Am Dienstagabend jedenfalls sind die nächsten drei ukrainischen Familien in Fürstenberg eingetroffen. Anke und Daniel Domscheit-Berg bemühen sich auch um diese Menschen. Wohl zu Recht sei eine gigantische Bürokratie in Deutschland zu beklagen, merkt Daniel an. So seien keinerlei Lehren aus der Flüchtlingskrise 2015 gezogen worden, etwa indem eine dauerhafte Infrastruktur geschaffen wird für Flüchtlings-Notsituationen. „Denn im Zuge der weltweiten Migrationsströme auch wegen der vielen Kriege werden sich diese Tendenzen noch verstärken“, meint er.
Umsonst-Laden ist in Planung
Und er verweist auf seinen Verstehbahnhof, der soziale Teilhabe fördert, jedermann eine Perspektive eröffnen könnte. Anke merkt an: „Gesellschaftliche Resilienz, also Widerstandskraft in solchen zugespitzten Situationen, ist in Deutschland sträflich vernachlässigt worden“, sei es auf dem Sektor der Migration, in der Bildung und bei allen Themen, die keinen Profit abwerfen.

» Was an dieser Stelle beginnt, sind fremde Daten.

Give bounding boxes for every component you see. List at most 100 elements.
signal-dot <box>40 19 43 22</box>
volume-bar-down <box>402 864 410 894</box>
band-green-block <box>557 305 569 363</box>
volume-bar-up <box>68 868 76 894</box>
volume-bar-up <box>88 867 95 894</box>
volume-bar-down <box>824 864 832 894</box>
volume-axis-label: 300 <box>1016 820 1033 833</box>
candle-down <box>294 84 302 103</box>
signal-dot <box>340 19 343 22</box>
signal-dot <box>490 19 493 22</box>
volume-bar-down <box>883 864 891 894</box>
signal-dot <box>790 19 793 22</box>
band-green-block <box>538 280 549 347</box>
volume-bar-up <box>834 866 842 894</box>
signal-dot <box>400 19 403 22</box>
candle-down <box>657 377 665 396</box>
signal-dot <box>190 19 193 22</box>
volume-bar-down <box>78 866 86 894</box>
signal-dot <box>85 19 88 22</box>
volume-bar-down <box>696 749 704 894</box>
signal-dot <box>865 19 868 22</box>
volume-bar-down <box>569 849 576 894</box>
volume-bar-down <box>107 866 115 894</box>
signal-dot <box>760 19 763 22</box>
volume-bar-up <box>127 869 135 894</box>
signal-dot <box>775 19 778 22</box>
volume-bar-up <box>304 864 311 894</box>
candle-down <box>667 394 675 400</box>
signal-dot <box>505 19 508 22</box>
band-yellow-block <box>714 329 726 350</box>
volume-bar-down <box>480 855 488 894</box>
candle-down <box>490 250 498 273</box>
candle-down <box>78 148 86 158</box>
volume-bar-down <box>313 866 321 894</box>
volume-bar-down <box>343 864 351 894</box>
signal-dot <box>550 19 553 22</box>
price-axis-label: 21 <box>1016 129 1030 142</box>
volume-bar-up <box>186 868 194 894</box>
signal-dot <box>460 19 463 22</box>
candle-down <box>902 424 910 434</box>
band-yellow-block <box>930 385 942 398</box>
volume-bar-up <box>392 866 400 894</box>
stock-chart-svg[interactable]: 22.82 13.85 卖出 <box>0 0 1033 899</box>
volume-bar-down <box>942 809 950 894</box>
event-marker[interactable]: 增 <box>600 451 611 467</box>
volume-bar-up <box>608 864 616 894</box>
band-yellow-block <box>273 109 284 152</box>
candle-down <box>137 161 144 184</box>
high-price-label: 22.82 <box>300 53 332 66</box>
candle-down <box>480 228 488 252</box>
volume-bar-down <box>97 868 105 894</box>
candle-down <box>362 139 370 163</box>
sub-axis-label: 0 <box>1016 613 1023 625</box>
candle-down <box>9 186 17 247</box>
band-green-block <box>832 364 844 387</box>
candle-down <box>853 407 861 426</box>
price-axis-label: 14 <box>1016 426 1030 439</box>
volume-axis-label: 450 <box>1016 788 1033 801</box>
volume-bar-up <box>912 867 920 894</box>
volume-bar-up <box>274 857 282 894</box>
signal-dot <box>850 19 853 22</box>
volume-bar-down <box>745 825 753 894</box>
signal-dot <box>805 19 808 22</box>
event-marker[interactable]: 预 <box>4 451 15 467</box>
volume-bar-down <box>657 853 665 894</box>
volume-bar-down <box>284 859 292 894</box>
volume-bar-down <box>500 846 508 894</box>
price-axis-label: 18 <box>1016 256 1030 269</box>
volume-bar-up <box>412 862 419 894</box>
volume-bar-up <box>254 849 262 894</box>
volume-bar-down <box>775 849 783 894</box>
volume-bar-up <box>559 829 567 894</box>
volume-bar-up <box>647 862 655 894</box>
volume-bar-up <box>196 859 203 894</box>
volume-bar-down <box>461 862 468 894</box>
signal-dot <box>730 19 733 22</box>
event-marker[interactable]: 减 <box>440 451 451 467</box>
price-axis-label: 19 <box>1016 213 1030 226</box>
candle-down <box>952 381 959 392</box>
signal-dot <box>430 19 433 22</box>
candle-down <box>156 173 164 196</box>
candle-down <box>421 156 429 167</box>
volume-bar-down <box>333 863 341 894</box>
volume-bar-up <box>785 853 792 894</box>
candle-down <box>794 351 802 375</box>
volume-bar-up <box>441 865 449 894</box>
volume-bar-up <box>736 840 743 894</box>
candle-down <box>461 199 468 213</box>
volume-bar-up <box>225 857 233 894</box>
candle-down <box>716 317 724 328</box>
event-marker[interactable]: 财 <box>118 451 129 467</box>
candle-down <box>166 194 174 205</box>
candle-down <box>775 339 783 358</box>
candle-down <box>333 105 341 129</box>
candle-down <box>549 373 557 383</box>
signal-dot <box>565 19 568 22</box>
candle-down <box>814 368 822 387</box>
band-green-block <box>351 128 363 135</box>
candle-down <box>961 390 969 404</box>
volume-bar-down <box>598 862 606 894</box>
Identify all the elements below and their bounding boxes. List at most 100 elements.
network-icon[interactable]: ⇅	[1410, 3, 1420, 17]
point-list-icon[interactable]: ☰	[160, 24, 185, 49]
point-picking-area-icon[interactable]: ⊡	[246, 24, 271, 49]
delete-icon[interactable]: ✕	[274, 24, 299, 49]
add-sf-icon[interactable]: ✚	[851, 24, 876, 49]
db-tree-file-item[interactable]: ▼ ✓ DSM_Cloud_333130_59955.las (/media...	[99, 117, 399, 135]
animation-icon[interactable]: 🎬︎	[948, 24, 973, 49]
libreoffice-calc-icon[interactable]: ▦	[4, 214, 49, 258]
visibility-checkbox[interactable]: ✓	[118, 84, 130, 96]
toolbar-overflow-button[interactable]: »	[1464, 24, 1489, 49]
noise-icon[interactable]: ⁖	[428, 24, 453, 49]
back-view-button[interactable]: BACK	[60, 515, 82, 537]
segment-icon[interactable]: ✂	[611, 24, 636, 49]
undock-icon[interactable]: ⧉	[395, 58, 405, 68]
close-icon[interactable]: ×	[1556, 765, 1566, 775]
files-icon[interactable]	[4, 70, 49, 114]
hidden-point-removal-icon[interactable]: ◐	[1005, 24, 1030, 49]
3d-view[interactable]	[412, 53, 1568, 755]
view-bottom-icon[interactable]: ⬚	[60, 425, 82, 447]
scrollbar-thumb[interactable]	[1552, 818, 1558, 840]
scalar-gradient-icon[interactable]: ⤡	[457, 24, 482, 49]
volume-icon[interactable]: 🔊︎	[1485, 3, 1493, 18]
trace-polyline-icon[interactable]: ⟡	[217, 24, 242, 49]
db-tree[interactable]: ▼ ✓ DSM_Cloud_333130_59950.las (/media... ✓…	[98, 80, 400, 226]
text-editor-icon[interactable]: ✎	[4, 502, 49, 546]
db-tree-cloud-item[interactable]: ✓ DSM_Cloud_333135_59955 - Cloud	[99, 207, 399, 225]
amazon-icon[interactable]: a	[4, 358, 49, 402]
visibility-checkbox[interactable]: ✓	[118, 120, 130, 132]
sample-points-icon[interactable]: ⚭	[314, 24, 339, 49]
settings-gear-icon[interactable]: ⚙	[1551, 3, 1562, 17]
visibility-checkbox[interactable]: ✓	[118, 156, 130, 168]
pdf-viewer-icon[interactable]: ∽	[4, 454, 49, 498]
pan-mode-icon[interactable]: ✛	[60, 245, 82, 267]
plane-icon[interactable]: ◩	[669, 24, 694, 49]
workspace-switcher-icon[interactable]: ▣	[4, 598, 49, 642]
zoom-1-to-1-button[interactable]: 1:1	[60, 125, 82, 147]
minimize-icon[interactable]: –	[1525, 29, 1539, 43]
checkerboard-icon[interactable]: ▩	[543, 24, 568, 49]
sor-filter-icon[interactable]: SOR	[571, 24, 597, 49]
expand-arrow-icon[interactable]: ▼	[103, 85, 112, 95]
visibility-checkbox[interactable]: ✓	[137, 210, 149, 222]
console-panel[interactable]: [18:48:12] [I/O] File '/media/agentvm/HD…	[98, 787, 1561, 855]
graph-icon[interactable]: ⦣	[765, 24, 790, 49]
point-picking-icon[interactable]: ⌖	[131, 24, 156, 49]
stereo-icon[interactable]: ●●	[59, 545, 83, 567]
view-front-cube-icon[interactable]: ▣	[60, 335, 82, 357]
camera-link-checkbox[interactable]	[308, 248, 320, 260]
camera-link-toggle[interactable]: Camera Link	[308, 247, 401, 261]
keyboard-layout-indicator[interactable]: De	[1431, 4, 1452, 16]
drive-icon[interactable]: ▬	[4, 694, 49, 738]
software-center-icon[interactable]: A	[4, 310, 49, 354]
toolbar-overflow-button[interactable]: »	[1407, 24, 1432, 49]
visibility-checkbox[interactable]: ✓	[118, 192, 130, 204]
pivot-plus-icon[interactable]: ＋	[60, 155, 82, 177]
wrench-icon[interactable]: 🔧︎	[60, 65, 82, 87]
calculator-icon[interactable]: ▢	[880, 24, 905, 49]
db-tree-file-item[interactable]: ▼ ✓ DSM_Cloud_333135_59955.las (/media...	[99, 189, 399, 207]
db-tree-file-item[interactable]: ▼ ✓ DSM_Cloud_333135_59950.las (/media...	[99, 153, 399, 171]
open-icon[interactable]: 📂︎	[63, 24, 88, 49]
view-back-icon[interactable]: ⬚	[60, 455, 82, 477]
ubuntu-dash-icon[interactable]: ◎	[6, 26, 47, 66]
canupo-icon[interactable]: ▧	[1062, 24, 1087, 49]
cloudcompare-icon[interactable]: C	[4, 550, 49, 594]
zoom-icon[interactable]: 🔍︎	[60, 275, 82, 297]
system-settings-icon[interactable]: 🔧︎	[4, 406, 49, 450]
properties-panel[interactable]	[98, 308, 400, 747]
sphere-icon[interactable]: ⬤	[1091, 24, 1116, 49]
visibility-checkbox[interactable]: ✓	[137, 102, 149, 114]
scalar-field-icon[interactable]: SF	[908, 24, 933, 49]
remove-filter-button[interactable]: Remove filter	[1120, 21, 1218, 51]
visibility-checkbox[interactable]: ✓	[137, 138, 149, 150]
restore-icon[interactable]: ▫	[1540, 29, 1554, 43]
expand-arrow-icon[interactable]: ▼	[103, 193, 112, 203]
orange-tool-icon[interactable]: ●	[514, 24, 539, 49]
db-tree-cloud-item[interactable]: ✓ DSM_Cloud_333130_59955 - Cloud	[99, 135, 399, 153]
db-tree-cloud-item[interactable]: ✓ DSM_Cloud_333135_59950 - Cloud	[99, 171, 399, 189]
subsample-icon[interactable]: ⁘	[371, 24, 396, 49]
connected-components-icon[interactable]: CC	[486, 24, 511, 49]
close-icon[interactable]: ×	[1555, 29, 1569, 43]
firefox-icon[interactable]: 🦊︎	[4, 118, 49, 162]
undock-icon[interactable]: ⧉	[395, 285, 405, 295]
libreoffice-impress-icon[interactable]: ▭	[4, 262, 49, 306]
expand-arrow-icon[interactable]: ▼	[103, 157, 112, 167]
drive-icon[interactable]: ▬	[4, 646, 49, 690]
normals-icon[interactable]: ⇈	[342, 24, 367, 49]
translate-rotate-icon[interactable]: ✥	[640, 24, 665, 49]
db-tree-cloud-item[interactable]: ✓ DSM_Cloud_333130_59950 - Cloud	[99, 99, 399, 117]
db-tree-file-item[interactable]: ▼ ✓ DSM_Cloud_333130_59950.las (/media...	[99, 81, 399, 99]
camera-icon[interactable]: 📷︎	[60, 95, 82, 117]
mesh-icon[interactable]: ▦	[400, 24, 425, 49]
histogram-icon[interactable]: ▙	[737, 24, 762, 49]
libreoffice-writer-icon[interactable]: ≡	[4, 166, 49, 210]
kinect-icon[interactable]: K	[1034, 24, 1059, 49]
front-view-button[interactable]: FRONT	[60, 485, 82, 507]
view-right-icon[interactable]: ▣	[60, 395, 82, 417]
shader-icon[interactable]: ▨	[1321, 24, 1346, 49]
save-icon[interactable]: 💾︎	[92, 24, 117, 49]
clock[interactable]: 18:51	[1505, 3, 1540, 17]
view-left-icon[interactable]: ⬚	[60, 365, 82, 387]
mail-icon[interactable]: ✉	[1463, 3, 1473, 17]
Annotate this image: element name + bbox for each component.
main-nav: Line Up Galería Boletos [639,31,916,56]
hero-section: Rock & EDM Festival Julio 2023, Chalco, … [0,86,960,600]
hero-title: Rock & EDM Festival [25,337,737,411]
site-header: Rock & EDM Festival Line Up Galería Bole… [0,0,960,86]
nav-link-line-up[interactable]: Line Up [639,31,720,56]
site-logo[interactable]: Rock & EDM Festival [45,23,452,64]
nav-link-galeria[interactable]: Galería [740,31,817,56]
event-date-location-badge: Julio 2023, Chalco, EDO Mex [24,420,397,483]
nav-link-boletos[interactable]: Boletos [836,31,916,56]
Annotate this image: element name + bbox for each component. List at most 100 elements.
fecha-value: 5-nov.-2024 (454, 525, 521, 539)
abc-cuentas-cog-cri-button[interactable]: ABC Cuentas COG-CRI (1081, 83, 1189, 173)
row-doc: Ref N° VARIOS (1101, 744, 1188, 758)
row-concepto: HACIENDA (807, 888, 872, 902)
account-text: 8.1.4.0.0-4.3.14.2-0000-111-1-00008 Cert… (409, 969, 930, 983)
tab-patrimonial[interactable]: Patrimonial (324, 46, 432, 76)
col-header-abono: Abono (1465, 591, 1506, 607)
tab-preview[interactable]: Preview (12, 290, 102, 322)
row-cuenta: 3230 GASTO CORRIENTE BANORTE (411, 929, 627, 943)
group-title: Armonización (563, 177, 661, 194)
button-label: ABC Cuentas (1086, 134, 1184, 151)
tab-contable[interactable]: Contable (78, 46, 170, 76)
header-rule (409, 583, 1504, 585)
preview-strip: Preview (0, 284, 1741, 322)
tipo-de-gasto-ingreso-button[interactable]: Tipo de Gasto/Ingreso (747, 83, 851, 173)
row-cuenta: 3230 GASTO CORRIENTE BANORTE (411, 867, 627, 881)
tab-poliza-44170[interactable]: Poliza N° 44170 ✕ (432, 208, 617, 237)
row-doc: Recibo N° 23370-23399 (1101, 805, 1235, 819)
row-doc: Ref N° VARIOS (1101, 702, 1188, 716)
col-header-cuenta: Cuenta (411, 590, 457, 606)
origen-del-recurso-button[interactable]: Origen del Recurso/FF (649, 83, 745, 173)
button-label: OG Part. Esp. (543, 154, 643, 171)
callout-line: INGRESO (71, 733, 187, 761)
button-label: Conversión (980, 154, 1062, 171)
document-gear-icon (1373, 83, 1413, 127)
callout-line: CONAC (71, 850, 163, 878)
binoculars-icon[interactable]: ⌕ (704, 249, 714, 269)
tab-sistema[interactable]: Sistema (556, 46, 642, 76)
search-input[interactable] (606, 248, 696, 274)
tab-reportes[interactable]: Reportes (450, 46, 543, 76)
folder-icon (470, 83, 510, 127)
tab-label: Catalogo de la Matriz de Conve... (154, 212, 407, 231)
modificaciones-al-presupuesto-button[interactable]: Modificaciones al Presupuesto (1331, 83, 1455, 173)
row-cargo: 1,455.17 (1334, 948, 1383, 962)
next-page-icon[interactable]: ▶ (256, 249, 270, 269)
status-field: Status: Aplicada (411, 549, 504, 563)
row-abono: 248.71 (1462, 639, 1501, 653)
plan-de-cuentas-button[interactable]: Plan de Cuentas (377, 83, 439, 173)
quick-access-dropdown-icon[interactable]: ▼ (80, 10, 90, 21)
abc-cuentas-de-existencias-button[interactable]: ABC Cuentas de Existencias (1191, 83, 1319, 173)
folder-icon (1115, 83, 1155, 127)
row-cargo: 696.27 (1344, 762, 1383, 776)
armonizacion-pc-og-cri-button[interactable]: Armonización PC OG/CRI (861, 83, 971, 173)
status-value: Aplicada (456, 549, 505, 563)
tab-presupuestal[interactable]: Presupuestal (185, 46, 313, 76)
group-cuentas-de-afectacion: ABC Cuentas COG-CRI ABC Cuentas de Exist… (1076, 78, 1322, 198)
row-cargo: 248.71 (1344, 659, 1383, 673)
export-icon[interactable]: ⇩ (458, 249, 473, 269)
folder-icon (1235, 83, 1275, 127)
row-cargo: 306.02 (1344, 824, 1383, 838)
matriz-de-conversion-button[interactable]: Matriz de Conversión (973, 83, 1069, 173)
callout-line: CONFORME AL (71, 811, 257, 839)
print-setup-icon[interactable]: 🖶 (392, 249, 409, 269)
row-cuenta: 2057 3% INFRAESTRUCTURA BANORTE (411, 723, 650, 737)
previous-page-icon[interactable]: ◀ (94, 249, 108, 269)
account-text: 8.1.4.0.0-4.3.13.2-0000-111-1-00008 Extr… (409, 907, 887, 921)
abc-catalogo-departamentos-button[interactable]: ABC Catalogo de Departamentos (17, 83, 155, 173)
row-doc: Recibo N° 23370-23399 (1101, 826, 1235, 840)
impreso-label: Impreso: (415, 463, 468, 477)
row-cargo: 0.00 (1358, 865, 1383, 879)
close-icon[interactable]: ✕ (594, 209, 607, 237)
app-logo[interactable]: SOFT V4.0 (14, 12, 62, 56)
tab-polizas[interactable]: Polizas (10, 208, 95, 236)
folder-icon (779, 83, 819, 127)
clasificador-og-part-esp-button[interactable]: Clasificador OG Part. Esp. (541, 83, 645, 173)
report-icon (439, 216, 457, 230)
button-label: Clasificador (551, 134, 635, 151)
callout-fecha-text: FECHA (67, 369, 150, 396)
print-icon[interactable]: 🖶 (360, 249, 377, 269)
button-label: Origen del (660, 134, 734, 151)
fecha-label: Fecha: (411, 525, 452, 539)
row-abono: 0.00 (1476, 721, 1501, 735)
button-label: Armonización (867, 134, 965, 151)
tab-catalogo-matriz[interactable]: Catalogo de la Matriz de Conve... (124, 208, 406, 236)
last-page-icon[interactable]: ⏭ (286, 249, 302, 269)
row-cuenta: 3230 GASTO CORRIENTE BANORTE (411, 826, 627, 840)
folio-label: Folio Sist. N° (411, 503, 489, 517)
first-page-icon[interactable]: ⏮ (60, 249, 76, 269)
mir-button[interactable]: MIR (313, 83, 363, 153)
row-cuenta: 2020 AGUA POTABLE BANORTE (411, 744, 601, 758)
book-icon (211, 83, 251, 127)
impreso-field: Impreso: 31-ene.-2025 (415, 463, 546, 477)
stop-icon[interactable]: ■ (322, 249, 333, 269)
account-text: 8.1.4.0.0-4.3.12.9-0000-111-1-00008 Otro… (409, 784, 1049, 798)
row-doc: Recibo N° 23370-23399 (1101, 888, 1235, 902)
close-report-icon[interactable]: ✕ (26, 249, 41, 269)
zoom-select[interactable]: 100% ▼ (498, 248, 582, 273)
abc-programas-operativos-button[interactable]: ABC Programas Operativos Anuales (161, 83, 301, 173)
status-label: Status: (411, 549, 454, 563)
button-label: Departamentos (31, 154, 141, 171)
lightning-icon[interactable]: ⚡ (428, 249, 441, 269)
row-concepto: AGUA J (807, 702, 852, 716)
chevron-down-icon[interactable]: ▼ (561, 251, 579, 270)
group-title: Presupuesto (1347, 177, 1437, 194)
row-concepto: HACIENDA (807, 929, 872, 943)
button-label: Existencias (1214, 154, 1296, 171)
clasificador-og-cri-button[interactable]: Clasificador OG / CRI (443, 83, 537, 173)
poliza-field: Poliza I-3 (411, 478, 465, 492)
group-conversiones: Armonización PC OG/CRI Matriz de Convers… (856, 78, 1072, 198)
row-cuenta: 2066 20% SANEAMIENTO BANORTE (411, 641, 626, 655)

Die Beiden halten dagegen. Im Verstehbahnhof soll ein Deutschunterricht für die ukrainischen Flüchtlinge etabliert werden. „Es geht darum,. dass sie die Sprache rasch erlernen, zumindest das, was man benötigt beim Bewältigen des Alltags“, erklärt Daniel. Und in Verhandlungen sei man mit einem Vermieter, der ein Ladenlokal in der Altstadt zur Verfügung stellen könnte. Die Stadtverwaltung unterstützt diese Idee. „Ein Umsonst-Laden für Ukraine-Flüchtlinge soll dort eingerichtet werden, also Sachspenden können abgegeben werden, die Flüchtlinge erhalten können.
Für 19. März um 11 Uhr ist auf dem Marktplatz in Fürstenberg ein Soli-Tag geplant. Mit geselligem Charakter, so dass die Menschen ins Gespräch kommen.
Neue Initiative für Flüchtlinge gegründet
Daniel Domscheit-Berg hat derweil mit bundesweit vernetzten Experten-Kollegen eine eigene Website ins Netz gestellt. unterkunft-ukraine.de. 260.000 Betten sind bereits zusammengetragen worden, die den in Deutschland eintreffenden Flüchtlingen angeboten werden. „Allein für Oberhavel haben wir 550 Betten in petto“, sagt er. Gerne würde man in dieser Sache mit dem Landkreis zusammenarbeiten, fügt er hinzu. Zum Beispiel indem Domscheit-Berg die für Oberhavel relevanten Daten dem Landratsamt übermittelt. „Wobei wir dafür eintreten“, merkt Anke an, „dass zwar die Angebote zentral gesammelt werden, aber die Vermittlung dezentral erfolgt und vor allem unter behördlicher Aufsicht. „Damit Kriminelle keine Chance haben, ihr Süppchen zu kochen.“
Was die beiden froh stimmt und wovon Ljudmilla und Vita profitieren werden: Am vergangenen Wochenende hat sich in der Wasserstadt eine neue Willkommensinitiative gegründet. 20 Personen engagieren sich. Erst einmal wolle man Strukturen schaffen, dass Leute, die plötzlich etwa nachts eintreffen, eine kurzfristige Bleibe bekommen.